The dynamic trajectory of the film changes instantly. Li can no longer be just a dancer seeking his 'freedom'. He has to be a great dancer. He has to produce a similar awe as that produced by Baryshnikov all those years ago in a dorm at ballet school.
To Beresford’s credit, as we start to see more of Li as a mature dancer stunning American audiences in his adopted country, the director does something unusual. At least these days it's unusual. He lets us see it. The camera placement for the dance sequences is absolutely precise, classical one might say. Beresford’s remark that before embarking on filming he went back and watched a host of Fred Astaire pictures is something we ought to take seriously. Maybe he saw Yolanda and the Thief or The Bandwagon or Funny Face or Silk Stockings, all by acknowledged Hollywood masters with the luxury of a big studio support and budgets to match.

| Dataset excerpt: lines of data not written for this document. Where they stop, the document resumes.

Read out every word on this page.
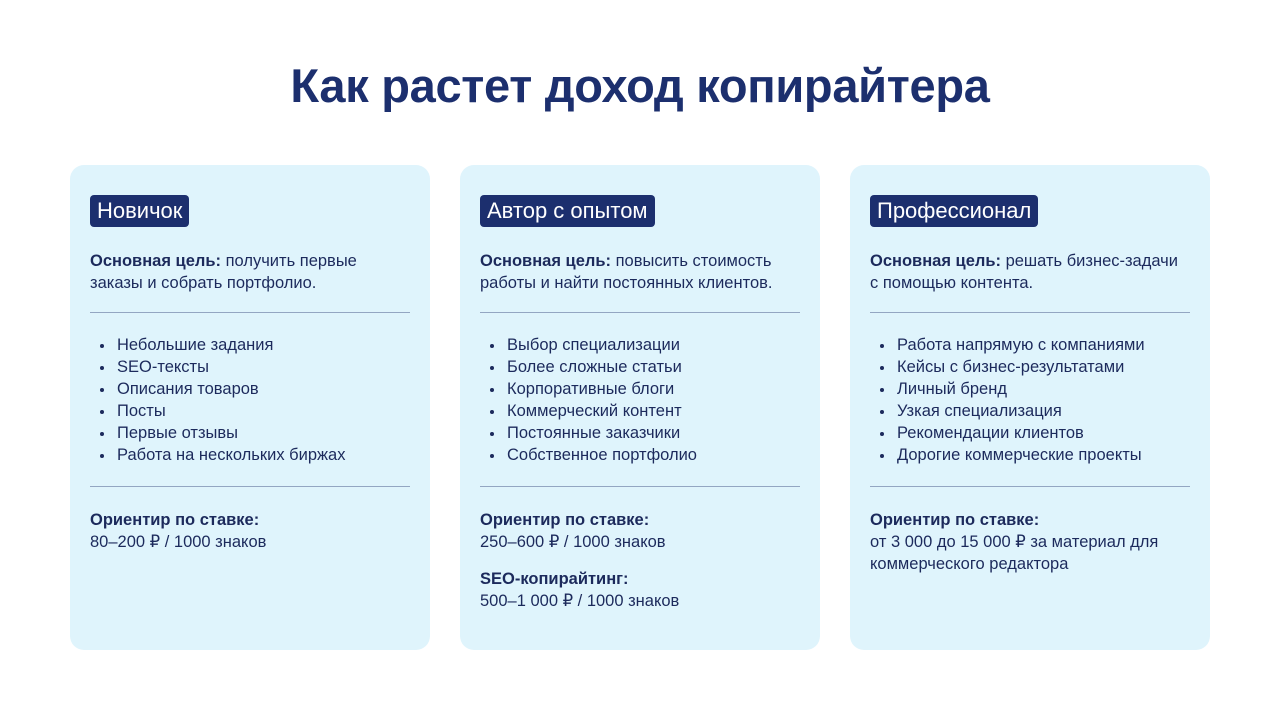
Как растет доход копирайтера
Новичок
Основная цель: получить первые заказы и собрать портфолио.
Небольшие задания
SEO-тексты
Описания товаров
Посты
Первые отзывы
Работа на нескольких биржах
Ориентир по ставке:
80–200 ₽ / 1000 знаков
Автор с опытом
Основная цель: повысить стоимость работы и найти постоянных клиентов.
Выбор специализации
Более сложные статьи
Корпоративные блоги
Коммерческий контент
Постоянные заказчики
Собственное портфолио
Ориентир по ставке:
250–600 ₽ / 1000 знаков
SEO-копирайтинг:
500–1 000 ₽ / 1000 знаков
Профессионал
Основная цель: решать бизнес-задачи с помощью контента.
Работа напрямую с компаниями
Кейсы с бизнес-результатами
Личный бренд
Узкая специализация
Рекомендации клиентов
Дорогие коммерческие проекты
Ориентир по ставке:
от 3 000 до 15 000 ₽ за материал для коммерческого редактора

Whatever the inspiration, the film, almost suddenly, moves up a few notches. We become more intensely involved with the characters and their dilemmas. But mostly we want to see more of Li Cunxin’s dancing and we are grateful that Beresford decided to show as much as he did. By the end, I was rather hoping that we would see, in the fashion of some of the great Metro masterpieces, the whole of Stravinsky’s The Rite of Spring, rather than just some edited highlights. Like Oliver Twist, we wanted more. Sadly not to be.
For a director who has routinely coarsened his subject matter, and it was quite an achievement to coarsen the already vulgar Barry McKenzie comic strip as well as those two David Williamson adaptations, frequently encouraged over-ripe acting turns and only ever seemed to half edit his films, I have to say I was astonished at how good and emotionally satisfying Mao’s Last Dancer was. The second half in particular is probably as good as anything Beresford has done before. Who would have thunk it.

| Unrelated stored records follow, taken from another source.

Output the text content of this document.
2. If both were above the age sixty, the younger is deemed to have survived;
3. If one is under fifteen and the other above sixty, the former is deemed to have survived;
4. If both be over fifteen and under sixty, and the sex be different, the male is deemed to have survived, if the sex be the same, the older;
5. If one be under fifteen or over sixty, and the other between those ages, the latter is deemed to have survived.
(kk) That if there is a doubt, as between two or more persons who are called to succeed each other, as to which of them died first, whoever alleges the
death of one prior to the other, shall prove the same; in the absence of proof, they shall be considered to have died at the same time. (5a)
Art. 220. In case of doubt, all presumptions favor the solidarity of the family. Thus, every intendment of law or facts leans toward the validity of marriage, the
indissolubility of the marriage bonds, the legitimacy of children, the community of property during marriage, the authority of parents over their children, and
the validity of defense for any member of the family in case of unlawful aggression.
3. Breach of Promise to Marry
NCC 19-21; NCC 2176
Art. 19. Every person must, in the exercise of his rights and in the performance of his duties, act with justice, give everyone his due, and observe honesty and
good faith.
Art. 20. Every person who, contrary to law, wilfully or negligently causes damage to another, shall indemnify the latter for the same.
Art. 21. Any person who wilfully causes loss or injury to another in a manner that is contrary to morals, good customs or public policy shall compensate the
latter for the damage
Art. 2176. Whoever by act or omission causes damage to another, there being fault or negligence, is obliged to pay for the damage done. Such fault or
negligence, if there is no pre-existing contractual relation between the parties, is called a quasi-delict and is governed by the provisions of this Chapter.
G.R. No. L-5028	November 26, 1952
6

So, having got this far why not go further and say how much such filming differs from others once on offer or shortly to be on offer. It serves as a sharp reminder of just how easy it is to ignore the classical principles of telling a story with music or dance on film. I fear that the descent has been largely caused by those who make video clips for MTV, a source of reference that needs to be deeply discouraged. Baz Luhrman’s photography and editing on Moulin Rouge was so deeply inefficient in showing the actual dance, as opposed to vague colour and movement scenes was the worst recent example.

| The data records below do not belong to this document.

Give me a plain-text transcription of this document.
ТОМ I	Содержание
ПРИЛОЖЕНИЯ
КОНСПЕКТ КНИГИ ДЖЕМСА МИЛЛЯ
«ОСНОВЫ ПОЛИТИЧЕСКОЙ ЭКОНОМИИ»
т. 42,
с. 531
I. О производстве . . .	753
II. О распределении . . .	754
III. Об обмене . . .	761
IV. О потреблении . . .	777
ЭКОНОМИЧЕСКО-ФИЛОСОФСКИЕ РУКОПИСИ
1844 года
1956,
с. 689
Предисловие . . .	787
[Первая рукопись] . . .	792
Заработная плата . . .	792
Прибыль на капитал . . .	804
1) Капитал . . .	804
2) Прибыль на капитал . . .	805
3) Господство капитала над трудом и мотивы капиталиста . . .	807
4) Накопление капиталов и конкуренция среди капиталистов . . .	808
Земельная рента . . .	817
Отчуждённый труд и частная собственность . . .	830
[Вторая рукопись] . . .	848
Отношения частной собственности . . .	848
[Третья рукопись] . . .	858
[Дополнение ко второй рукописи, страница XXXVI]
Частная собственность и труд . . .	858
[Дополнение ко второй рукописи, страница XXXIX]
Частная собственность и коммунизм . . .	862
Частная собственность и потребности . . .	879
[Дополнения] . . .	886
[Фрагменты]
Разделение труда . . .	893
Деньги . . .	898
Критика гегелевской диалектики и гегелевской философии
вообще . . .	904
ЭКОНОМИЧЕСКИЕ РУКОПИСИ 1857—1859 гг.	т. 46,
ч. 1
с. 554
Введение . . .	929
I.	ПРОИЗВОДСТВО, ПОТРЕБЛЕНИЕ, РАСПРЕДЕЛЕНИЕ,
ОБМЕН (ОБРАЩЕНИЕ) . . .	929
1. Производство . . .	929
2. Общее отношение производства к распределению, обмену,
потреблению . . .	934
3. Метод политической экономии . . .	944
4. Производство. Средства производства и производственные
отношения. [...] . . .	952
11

The forthcoming Bran Nue Dae, which premiered recently at the Melbourne International Film Festival follows another tack and seems to have decided early on in the film-making process to seek to appropriate the look of happy and enthusiastic amateurism that made the stage original such a heart-warming and unique piece of theatre. The producer of the film was even so bold as to say, and I paraphrase from memory, that nobody involved in the movie knew how to make a musical and they just made it up as they went along. The happy enthusiasm doesn’t stand up to the rigorous scrutiny of the camera and the musical and dance sequences, the raison d’etre of the piece, are simply one mess after another. That’s a pity.